Бывший торговец игрушками направился в свой сад, но по дороге он активно жестикулировал и вслух говорил с самим собой, что никак не входило в его привычки и должно было означать страшное перевозбуждение:
— Я правильно сделал, что ушел от него вот так неожиданно, не простившись, иначе я был бы вынужден выложить ему всю правду. Встречали ли вы еще когда-нибудь подобного чудака?! Двадцать пять тысяч ливров ренты, громкое имя, семьи нет, а это значит, нет тех предрассудков, которые помешали бы ногам следовать за сердцем, и он еще осмеливается говорить об одиночестве! И кому? Тому самому, кто… А! Тысяча чертей! Я решительно был прав, что оставил его. Но разве мог я когда-нибудь предположить, что этот Анри, холодный и сдержанный, как англичанин, воспылает таким огнем при первом же свидании! Но он совсем одержимый! (Суровое выражение лица Мадлена смягчила улыбка.) Черта с два в мое время любили так! Когда мы влюблялись, то наши лица всегда растягивались в улыбке и никогда не вытягивались от кислой мины. Смеялись, влюбляясь; смеялись, любя; смеялись, даже расставаясь. Странное пошло поколение! Странное поколение!
Этот монолог привел Мадлена к грядке с артишоками, которую он решил взрыхлить. Он взял заступ и с тщательностью, присущей тем, кто выполняет такую работу, очистил его металлическую часть; но едва он приготовился нажатием ноги погрузить острие в землю, как услышал голос, звавший его. Обернувшись, Кассий увидел Камиллу.
Одетая в утренний пеньюар, девушка была все так же очаровательна, но казалась несколько бледнее, и по широким голубым кругам под ее глазами легко было догадаться, что сон не помог ей справиться с волнениями предыдущего дня.
— Ну, — пробормотал Мадлен, откладывая заступ, — похоже, что мне не удастся заняться сегодня моими артишоками. Однако по крайней мере от этой не приходится ждать выходок вроде той, что мне сейчас преподнесли.
И Мадлен, подойдя к крестнице, нежно поцеловал ее в лоб.
— Почему ты так рано встала с постели? — спросил он. — Утренний воздух наших полей чересчур свеж для обитателей улицы Бур-л'Аббе. Я всегда видел, как парижане расплачиваются насморком за зрелище восхода солнца; и потом, если ты непременно хочешь его увидеть, то можешь наслаждаться им из твоей комнаты, находясь под защитой оконного стекла.
— Но мне не холодно, крестный, уверяю вас. Посмотрите сами.
При этих словах Камилла протянула руку Мадлену.
— В самом деле, твоя рука совершенно сухая и горячая. У тебя жар, мое бедное дитя?

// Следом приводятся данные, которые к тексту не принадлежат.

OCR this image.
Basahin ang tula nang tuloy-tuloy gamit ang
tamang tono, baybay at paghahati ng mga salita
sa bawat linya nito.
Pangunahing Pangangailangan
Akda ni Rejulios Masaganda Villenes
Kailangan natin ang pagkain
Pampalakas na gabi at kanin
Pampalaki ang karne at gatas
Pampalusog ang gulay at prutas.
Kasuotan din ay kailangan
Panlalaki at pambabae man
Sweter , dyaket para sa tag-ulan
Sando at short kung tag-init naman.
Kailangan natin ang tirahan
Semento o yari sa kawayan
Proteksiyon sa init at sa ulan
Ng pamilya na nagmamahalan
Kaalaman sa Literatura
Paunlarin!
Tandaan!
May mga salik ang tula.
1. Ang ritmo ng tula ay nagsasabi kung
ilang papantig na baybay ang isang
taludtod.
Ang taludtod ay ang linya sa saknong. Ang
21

— Нет, у меня нет жара, — ответила девушка, опуская глаза, — но…
— … но что?
— Я очень взволнована, крестный.
— И можно узнать, чем ты взволнована? — спросил Мадлен, сдвигая брови и устремляя на крестницу вопросительный взгляд.
Камилла пребывала в явном замешательстве: она не поднимала головы и пыталась вернуть себе спокойствие, разбрасывая камешки аллеи носком туфельки, которую могла бы надеть, кроме нее, разве только Золушка.
— Испытываемое мной чувство вполне естественно, крестный, после ужасного происшествия, чуть было не лишившего меня отца. Я все еще продолжаю дрожать, и, несмотря на счастье быть подле вас, я чувствую, что мне больше не будет покоя, если я буду знать, что каждый день он подвергается подобной опасности, и я хотела бы… я пришла к вам, крестный, чтобы умолять вас…
— Ну, о чем ты пришла умолять меня? — холодно спросил Мадлен, делая вид, что не замечает смущения крестницы.
— О! Не говорите со мной так! Вы отнимаете у меня мужество обратиться к вам с просьбой, которая, я чувствую это, огорчит вас и на которую, однако, вы не сможете ответить отказом, ведь от этого зависит мое спокойствие.
— Говори же, дитя, говори! — вскричал бывший торговец игрушками, забыв при виде слезы, блеснувшей во взоре девушки, инстинктивные опасения, порожденные столь торжественным вступлением. — Мне кажется, я никогда не был слишком суровым крестным отцом.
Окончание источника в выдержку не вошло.